Ordinarily I couldn't wait for dessert at Britling's. But now the thought of my usual slab of the chocolate cake with fudge sprinkles or the cherry cobbler topped with whipped cream turned my stomach. I felt as if people were still gawking, and, sure enough, when I glanced at the table where the waitress had fetched the steak sauce, a pair of plump twin girls sat calmly examining us.
I kicked Nell under the table. When she looked up at me, I waggled my fingers and smiled. Nell knew immediately what I was planning.
I signed slowly and elaborately to make sure she would get every word. "There are two girls behind you.... Twins.... They can't stop staring. Poor things. Not too smart. And they look just like their father. Same red hair. Same frog eyes.... But wait. Their brother is very handsome. Maybe sixteen or seventeen. Looks like he has his eye on Margaret."
"Please stop, Gussie," Margaret whispered. "Haven't you embarrassed us enough for one day?"
But of course I wouldn't stop.

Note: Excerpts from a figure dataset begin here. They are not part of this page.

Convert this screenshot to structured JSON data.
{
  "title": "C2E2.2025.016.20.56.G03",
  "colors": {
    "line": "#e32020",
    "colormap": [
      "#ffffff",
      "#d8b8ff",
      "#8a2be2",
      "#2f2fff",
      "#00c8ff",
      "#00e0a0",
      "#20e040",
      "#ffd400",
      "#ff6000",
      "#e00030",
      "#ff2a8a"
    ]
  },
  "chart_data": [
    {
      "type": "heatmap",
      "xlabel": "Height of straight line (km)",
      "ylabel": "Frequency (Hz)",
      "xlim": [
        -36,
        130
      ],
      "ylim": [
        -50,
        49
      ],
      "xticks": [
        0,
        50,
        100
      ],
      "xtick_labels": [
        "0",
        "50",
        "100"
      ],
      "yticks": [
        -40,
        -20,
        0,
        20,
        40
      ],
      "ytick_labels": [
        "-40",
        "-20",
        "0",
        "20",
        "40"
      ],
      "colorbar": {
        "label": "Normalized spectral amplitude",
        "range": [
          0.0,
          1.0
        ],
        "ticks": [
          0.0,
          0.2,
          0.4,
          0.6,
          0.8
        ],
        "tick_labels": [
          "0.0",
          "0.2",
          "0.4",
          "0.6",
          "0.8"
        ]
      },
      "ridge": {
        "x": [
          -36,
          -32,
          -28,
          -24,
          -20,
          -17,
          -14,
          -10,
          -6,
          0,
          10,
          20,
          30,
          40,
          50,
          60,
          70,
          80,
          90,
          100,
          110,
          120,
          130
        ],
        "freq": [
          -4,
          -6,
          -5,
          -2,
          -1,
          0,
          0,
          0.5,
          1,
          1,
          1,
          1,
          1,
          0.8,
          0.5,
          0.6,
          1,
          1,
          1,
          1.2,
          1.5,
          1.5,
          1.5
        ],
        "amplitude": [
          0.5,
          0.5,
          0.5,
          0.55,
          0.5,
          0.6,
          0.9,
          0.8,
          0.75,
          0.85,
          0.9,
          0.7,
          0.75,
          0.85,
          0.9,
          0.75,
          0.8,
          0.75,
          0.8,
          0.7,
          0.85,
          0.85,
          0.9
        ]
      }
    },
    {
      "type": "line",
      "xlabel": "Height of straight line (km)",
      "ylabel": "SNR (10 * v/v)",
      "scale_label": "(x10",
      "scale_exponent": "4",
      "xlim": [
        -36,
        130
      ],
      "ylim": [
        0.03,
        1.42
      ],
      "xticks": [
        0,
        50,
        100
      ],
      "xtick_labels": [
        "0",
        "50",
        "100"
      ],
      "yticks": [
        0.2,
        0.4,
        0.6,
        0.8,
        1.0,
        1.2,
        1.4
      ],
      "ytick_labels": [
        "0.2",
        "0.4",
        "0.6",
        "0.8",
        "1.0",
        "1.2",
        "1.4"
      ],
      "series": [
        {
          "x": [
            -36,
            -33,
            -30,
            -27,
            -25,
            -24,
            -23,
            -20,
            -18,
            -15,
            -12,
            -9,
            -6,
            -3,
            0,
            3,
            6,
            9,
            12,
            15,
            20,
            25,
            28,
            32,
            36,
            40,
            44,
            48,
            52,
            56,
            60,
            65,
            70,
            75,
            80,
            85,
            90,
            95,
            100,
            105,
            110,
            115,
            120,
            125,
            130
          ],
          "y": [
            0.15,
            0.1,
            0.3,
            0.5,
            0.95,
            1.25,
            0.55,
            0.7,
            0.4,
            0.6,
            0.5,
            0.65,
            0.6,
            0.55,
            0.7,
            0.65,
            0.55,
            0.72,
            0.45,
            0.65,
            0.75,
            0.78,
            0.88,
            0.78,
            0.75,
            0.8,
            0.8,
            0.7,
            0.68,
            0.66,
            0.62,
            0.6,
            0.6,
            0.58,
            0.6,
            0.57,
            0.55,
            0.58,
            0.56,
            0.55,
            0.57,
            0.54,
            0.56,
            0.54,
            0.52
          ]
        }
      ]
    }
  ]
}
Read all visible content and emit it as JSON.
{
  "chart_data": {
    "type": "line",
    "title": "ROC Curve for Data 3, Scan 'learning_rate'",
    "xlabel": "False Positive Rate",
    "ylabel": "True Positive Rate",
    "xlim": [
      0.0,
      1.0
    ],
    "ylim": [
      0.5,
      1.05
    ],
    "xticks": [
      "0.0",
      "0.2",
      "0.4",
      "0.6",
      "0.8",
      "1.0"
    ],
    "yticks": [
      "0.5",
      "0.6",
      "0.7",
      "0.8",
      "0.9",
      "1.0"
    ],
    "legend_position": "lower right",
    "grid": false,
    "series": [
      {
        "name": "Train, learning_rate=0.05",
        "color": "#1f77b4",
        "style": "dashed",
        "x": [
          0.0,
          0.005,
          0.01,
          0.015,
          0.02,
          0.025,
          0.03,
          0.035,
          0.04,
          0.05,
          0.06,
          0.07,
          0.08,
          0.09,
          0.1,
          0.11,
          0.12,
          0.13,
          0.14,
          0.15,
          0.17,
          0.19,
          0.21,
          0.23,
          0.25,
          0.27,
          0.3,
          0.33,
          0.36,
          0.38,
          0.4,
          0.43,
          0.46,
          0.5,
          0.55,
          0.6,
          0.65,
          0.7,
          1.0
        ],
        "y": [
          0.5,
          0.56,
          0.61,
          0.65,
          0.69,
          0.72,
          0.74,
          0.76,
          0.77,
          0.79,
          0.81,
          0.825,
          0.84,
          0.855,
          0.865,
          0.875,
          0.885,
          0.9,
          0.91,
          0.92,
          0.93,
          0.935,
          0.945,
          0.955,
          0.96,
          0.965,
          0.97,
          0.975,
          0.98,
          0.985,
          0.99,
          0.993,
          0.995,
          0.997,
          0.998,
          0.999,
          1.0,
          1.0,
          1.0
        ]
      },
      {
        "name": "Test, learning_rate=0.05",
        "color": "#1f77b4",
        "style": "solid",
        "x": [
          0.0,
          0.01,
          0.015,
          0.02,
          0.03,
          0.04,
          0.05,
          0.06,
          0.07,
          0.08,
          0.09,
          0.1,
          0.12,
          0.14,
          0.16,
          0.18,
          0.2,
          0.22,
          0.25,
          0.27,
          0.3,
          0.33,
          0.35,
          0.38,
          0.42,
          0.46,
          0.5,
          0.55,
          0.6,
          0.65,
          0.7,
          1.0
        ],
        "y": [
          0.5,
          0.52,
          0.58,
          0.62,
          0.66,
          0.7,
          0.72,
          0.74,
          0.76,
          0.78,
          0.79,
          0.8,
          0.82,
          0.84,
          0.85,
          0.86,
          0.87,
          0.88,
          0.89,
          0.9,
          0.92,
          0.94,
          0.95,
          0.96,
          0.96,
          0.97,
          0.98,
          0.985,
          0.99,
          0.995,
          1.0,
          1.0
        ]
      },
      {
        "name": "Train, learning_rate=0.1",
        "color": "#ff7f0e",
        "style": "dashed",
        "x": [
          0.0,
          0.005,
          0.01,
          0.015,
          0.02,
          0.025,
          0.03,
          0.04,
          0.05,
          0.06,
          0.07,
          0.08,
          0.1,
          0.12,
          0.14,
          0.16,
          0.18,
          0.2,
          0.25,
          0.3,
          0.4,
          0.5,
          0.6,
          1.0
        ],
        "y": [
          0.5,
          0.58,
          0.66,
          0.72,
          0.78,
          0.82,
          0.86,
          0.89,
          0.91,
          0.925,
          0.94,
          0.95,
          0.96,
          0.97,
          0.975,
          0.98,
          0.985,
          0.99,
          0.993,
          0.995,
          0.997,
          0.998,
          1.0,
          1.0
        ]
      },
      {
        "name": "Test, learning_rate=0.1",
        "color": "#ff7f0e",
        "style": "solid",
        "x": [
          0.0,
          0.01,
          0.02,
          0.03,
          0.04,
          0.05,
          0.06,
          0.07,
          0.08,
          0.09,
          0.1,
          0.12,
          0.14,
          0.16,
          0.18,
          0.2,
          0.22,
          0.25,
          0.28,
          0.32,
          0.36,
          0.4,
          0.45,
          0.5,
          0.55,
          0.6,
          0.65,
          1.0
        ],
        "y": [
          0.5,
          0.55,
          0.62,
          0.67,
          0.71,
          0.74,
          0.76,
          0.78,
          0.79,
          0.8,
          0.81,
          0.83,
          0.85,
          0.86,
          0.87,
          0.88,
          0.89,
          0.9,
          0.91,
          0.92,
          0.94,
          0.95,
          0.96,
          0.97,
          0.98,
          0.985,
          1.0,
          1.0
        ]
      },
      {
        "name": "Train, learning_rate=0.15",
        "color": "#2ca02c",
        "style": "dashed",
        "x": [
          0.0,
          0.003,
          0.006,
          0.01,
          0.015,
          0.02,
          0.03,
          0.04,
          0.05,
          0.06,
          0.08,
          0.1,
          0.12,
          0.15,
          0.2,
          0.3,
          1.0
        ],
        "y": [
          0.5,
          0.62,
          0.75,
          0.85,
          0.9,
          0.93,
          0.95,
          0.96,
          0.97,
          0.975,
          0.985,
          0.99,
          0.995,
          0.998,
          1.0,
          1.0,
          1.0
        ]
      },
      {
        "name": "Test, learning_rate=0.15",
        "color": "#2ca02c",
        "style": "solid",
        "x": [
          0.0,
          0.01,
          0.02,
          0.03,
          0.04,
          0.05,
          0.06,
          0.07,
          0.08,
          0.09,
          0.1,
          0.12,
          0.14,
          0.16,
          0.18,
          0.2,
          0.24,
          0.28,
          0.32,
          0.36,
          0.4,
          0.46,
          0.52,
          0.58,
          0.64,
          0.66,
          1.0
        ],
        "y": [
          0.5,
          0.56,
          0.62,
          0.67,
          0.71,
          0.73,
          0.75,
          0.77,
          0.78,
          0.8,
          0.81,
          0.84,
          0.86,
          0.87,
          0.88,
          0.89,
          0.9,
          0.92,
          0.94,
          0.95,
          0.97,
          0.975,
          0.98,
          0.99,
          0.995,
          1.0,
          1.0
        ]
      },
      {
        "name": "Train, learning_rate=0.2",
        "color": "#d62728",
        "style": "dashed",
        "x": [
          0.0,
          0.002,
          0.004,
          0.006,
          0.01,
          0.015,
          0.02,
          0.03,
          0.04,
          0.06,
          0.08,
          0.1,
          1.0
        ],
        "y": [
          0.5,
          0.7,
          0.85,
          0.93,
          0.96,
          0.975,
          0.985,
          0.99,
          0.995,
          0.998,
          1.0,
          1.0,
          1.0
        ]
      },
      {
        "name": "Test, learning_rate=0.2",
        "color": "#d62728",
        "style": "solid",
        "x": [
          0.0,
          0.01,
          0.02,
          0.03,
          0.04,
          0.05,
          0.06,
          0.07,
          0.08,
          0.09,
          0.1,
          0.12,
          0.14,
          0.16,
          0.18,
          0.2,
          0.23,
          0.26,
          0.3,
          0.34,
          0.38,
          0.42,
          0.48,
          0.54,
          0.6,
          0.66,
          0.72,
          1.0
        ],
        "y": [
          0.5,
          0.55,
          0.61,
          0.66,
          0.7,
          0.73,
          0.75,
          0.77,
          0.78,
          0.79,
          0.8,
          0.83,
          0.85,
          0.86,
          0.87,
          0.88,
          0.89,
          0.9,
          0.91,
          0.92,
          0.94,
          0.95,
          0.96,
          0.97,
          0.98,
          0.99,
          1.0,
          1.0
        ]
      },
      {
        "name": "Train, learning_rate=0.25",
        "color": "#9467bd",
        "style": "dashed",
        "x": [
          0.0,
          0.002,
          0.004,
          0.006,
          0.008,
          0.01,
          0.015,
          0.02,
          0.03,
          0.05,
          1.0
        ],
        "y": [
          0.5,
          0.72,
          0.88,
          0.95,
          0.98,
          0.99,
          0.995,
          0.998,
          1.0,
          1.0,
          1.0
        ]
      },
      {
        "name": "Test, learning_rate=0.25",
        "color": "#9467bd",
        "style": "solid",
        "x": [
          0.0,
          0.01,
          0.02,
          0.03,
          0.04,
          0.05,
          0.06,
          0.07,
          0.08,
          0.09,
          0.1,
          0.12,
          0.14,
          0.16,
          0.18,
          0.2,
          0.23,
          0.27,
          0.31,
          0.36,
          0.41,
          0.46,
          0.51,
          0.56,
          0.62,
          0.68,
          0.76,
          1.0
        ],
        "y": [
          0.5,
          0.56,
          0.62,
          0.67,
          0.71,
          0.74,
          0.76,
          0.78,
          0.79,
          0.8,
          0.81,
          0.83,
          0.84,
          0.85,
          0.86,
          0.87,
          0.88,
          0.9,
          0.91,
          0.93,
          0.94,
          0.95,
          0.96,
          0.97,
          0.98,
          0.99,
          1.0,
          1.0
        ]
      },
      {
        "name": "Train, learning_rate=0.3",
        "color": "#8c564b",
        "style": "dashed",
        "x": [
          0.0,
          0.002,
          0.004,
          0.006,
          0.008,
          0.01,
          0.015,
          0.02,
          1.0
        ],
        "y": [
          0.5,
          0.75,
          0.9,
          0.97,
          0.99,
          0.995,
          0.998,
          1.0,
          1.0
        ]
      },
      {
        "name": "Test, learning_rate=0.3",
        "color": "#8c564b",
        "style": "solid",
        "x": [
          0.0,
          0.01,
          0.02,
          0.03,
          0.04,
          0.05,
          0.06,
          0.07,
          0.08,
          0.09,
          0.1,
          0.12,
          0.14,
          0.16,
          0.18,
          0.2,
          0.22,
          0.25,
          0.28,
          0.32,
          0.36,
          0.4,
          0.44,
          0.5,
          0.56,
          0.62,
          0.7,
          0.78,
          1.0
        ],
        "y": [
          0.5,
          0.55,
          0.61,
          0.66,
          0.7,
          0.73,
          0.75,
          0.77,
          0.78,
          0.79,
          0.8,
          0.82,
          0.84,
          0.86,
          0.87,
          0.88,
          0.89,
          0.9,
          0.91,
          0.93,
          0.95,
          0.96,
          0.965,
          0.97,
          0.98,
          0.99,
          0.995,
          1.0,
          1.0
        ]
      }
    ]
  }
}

It wasn't so long ago that Margaret had played the game along with us. Actually, Margaret had been the one to invent the Poor Deaf Girl Game. Together we had spent hours at Morgan's corner drugstore, sitting at the soda fountain, signing dramatically to one another. The object was to see how many people we could fool, how many gullible folks we could trick into pitying us. "Look at those poor deaf-mutes," they would say, or, "See them just a-talking away on their fingers. Wonder what they're going on about."